Practical and Clinical Links

• Hematocrit and anemia:
  • Low hematocrit indicates fewer RBCs or dilutional effect; signals potential anemia or bleeding.
• Sickle-cell disease (HbS):
  • Mutation in HBB gene leads to abnormal Hb that polymerizes under low O₂, causing sickling and vaso-occlusion.
• Iron deficiency and anemia:
  • Iron deficiency leads to microcytic, hypochromic anemia; low MCV and MCH; Hb synthesis impaired.
• Vitamin B12/folate deficiencies:
  • Impair DNA synthesis, leading to megaloblastic anemia; B12 absorption requires intrinsic factor.
• Blood doping and EPO:
  • EPO stimulation increases RBC mass to boost oxygen-carrying capacity; raises blood viscosity and cardiovascular risk; banned in athletics.
• Blood products:
  • Whole blood and various components (RBCs, platelets, plasma, cryoprecipitate) used for transfusion; selection depends on clinical need.
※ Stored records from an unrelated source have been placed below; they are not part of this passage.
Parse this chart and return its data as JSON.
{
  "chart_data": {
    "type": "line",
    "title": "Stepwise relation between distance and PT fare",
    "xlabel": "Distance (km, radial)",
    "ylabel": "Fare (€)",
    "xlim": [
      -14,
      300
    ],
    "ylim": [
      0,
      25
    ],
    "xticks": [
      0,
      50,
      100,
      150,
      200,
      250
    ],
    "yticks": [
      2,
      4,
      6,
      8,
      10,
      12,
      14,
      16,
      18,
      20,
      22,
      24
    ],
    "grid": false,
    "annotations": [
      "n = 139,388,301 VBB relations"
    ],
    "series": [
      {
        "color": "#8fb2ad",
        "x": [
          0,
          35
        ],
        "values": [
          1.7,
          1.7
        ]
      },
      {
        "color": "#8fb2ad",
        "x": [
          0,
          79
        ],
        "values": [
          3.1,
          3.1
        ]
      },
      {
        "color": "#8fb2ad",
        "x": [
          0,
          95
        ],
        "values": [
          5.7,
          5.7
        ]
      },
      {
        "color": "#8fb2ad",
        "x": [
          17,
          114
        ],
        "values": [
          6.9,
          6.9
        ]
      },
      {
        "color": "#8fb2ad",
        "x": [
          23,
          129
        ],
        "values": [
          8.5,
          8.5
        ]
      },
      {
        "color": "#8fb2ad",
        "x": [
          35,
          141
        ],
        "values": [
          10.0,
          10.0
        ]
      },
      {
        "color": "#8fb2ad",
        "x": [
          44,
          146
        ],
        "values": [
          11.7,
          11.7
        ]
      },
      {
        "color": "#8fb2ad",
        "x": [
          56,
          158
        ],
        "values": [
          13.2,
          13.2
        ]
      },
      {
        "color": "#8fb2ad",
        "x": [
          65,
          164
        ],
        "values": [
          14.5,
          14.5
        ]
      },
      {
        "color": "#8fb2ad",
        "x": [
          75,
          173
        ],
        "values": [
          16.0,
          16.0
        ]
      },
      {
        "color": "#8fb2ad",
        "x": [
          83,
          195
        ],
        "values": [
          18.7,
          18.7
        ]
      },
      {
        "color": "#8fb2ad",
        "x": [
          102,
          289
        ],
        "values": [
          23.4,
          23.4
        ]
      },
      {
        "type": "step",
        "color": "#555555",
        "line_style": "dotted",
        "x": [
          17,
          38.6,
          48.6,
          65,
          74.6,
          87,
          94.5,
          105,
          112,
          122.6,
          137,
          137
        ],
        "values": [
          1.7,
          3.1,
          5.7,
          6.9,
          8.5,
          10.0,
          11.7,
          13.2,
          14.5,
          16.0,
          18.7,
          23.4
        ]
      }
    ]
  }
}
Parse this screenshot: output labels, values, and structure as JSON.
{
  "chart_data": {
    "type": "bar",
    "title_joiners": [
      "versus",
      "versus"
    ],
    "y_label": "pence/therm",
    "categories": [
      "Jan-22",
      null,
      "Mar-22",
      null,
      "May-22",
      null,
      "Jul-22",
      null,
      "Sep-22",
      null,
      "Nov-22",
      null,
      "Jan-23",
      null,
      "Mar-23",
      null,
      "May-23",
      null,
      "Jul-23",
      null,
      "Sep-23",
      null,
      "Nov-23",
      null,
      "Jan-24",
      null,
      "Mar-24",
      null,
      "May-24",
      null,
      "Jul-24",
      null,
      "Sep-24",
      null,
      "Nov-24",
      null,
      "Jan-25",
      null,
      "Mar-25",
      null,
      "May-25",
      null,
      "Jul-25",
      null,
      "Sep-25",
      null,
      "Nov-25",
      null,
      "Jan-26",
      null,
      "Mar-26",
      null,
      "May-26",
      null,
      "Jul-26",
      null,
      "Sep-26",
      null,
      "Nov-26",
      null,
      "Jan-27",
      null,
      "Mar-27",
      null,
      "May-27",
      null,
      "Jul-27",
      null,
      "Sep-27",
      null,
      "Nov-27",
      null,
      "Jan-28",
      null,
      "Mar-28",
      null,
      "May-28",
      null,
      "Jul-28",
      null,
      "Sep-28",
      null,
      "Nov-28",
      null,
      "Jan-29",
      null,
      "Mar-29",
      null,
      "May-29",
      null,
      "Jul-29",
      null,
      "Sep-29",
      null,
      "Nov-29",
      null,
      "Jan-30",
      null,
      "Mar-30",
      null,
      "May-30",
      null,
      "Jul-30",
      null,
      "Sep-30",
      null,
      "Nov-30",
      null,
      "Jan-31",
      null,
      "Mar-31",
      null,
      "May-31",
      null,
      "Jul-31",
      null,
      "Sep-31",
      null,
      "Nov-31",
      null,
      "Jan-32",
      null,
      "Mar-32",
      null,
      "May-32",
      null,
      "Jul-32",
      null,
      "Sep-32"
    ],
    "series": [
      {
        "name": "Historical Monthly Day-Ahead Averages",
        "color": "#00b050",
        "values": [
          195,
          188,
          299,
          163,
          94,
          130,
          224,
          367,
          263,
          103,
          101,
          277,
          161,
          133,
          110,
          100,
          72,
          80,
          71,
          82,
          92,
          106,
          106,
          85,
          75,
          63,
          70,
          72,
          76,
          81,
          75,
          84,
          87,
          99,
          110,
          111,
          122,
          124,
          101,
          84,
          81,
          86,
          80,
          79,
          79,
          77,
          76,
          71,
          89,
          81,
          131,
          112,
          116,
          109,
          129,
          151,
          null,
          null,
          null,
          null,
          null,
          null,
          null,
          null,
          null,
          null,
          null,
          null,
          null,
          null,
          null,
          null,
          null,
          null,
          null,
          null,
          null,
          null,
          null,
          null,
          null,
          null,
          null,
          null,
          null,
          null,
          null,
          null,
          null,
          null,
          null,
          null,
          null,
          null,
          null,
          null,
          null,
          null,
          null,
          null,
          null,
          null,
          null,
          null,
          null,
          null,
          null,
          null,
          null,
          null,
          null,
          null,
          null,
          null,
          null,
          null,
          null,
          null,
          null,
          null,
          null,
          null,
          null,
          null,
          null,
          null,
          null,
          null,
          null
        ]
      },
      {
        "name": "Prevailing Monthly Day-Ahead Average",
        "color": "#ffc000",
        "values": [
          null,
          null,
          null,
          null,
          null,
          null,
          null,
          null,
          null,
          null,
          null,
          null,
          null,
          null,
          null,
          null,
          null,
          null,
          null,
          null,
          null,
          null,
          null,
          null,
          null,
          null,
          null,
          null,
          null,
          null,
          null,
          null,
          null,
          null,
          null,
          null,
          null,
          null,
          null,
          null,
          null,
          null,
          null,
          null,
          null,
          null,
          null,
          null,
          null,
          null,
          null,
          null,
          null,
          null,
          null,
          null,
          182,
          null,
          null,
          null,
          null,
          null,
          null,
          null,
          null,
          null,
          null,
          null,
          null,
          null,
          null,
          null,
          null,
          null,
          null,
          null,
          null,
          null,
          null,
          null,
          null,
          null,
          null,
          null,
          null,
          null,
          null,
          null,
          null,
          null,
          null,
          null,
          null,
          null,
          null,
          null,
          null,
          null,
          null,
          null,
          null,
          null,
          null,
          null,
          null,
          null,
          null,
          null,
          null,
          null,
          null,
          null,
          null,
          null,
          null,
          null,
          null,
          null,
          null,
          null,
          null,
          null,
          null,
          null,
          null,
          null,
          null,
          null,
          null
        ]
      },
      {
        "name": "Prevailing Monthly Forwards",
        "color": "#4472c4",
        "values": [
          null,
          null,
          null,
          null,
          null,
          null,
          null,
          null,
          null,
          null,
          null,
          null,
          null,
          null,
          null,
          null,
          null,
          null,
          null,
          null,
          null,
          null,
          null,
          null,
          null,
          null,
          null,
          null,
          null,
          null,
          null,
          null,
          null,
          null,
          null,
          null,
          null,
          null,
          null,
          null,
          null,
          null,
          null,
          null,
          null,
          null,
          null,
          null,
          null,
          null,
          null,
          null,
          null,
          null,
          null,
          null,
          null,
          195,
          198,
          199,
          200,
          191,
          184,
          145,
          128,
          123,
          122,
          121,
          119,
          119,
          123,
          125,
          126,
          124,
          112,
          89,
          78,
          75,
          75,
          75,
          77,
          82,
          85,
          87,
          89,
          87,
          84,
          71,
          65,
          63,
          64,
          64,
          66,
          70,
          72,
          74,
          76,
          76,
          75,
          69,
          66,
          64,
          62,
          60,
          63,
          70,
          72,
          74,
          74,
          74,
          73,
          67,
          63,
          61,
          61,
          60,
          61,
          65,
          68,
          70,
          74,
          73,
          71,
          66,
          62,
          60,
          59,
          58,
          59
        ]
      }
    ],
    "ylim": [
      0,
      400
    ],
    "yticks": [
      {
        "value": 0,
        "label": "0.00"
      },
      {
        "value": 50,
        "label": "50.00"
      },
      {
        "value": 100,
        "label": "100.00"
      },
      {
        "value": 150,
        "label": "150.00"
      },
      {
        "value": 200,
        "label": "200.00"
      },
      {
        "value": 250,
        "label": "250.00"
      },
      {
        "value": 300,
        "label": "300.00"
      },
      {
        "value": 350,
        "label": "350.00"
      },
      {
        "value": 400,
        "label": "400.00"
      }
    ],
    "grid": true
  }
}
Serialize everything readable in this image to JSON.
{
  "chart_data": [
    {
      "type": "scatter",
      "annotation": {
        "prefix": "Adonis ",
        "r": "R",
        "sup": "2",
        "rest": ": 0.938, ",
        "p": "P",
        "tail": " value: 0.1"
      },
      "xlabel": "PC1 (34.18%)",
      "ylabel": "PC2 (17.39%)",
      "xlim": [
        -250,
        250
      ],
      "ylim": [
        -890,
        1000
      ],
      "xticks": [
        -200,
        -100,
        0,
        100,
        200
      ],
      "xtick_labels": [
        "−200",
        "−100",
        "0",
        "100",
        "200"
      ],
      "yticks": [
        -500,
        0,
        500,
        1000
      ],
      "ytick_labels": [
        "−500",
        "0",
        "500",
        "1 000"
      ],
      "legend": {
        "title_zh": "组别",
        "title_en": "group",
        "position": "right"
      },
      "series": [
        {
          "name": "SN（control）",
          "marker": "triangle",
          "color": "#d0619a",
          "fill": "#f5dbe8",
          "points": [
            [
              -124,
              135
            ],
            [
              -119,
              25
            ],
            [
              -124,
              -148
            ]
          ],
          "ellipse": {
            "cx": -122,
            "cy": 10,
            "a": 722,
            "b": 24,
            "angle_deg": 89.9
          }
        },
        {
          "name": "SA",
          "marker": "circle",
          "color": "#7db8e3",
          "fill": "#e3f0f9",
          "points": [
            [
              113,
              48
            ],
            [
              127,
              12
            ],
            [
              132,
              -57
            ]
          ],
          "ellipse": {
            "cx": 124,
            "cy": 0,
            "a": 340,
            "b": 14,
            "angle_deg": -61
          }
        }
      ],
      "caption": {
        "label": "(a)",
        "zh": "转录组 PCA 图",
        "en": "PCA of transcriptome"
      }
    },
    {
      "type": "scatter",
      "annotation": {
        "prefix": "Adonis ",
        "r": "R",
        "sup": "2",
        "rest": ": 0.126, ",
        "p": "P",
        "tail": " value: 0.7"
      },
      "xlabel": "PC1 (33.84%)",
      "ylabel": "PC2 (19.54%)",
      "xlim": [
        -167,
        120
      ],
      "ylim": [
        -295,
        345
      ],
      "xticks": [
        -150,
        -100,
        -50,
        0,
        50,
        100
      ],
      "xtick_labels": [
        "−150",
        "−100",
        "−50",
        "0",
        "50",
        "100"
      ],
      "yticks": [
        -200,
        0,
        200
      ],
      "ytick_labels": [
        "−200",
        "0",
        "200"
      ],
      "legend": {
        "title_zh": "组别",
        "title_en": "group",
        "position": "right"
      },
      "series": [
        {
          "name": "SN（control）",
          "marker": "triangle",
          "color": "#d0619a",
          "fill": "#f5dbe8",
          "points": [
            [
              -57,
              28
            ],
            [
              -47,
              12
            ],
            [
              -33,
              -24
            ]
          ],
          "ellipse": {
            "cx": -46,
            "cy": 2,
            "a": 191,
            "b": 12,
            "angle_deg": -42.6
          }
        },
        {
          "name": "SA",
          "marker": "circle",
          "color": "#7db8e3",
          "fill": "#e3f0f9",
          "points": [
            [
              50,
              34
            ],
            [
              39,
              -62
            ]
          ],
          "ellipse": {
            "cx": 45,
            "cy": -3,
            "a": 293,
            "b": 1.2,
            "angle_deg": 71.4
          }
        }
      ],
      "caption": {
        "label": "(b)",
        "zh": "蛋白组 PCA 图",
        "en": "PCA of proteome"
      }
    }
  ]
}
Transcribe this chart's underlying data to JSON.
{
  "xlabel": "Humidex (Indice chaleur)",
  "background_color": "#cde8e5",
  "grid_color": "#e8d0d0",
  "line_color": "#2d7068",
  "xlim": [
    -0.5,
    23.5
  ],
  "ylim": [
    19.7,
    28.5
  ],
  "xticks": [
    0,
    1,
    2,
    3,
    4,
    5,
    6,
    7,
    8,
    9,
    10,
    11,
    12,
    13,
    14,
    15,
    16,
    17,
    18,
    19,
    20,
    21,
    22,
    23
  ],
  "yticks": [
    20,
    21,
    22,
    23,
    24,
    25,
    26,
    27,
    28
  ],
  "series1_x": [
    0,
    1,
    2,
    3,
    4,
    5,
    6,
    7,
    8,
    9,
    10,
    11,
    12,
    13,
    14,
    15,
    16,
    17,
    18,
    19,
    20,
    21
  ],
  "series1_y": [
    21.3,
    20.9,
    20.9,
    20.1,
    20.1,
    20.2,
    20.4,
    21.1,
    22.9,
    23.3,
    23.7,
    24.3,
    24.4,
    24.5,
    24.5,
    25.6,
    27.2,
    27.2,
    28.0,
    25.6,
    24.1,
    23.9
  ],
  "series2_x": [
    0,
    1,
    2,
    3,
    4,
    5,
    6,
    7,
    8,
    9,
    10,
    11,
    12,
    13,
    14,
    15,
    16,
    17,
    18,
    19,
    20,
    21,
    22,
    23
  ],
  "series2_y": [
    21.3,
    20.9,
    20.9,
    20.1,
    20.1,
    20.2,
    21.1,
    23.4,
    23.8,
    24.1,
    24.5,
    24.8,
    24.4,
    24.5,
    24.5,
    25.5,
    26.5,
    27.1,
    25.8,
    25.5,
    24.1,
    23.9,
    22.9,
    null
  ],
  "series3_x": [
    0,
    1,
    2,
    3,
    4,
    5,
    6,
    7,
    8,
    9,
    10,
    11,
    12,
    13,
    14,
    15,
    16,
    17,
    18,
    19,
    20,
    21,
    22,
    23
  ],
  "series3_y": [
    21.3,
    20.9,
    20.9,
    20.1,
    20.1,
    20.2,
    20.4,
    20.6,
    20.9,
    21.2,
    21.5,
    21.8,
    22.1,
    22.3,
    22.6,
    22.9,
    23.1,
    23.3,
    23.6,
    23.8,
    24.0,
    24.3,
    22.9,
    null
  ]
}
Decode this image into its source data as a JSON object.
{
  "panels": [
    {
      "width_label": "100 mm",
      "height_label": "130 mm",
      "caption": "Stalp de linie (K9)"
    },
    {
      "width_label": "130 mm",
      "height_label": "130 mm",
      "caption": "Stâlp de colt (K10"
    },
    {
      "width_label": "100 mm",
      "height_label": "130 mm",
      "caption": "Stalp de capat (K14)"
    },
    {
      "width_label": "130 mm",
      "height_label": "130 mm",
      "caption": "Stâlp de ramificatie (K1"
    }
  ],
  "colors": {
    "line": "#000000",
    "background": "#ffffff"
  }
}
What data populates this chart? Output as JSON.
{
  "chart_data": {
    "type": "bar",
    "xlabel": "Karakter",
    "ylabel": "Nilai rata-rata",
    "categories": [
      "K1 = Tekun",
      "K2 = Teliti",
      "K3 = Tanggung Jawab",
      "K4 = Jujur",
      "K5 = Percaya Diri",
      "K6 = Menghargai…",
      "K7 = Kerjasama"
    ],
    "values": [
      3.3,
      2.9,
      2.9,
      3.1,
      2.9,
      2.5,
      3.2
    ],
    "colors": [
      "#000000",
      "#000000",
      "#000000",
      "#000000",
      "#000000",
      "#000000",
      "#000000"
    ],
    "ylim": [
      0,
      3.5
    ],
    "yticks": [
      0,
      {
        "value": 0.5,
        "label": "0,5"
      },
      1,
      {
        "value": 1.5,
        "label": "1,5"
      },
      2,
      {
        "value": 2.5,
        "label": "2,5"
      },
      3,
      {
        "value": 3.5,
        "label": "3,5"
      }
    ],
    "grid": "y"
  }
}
Key Tables and Formulas (LaTeX-ready)

• Blood volume relationships:
  • BV = \frac{PV}{1 - Hct}
  • PV = BV \times (1 - Hct)
• Erythropoiesis timeline:
  • From BFU-E to reticulocyte: ~8 days; to mature RBC: ~26 days.
• Erythrocyte indices:
  • \text{MCV} = \frac{\text{Hct} \times 10}{\text{RBC (in millions/µL)}}
  • \text{MCH} = \frac{\text{Hb (g/dL)}}{\text{RBC (in millions/µL)}} \times 10
  • \text{MCHC} = \frac{\text{Hb (g/dL)}}{\text{Hct}} \times 100
• Typical normal ranges (select):
  • Erythrocytes: 4.2-6.2 \times 10^6/\mu L
  • Leukocytes: 4.5-11.0 \times 10^3/\mu L
  • Platelets: 150-400 \times 10^3/\mu L
  • Hematocrit (adult male): 42\%-54\%; adult female: 38\%-46\%
  • Hb (adult male): 13.5-16.5\text{ g/dL}; Hb (adult female): 12.1-15.1\text{ g/dL}
• Blood volume estimates:
  • BV ≈ 0.07 × body weight (kg) (for a 70 kg person ≈ 4.9 L)
• TBW distribution for a typical 70 kg adult:
  • TBW ≈ 42 L; ICF ≈ 28 L; ECF ≈ 14 L; Interstitial ≈ 10.5 L; Plasma ≈ 3.5 L

Quick Connections to Foundational Principles

• Structure-function relationship in RBCs:
  • Biconcave shape increases surface area-to-volume ratio for gas exchange; spectrin cytoskeleton provides flexibility and resilience during capillary passage.
• Homeostatic regulation:
  • Oxygen delivery to tissues controls erythropoiesis via EPO; iron availability and vitamins supply the substrates for Hb synthesis.
• Integration with organ systems:
  • Kidney plays a dual role by producing EPO and filtering wastes; liver produces plasma proteins and TPO; bone marrow produces blood cells; spleen/macrophages recycle aged RBC components.

Summary

• Blood is a dynamic, regulated tissue with a plasma matrix and formed elements, essential for transport, regulation, and defense.
• Hemopoiesis is a tightly controlled process involving multiple sites (fetal and adult) and lineages (erythroid, myeloid, lymphoid).
• Erythropoiesis is regulated chiefly by EPO in response to tissue oxygen needs, with iron, B12, and folate as critical cofactors.
• Hemoglobin structure enables oxygen transport; HbF and HbA2 variations reflect developmental and genetic differences.
• Iron metabolism involves absorption, transport by transferrin, storage in ferritin, and recycling during RBC destruction; disorders of iron balance underpin common anemias.
• Blood volume, plasma volume, and body-fluid distribution are interrelated via Starling forces and regulatory systems (RAAS, ADH, ANP).
• Clinical relevance spans anemia, polycythemia, blood transfusion practices, and the physiological basis for common laboratory indices (MCV, MCH, MCHC).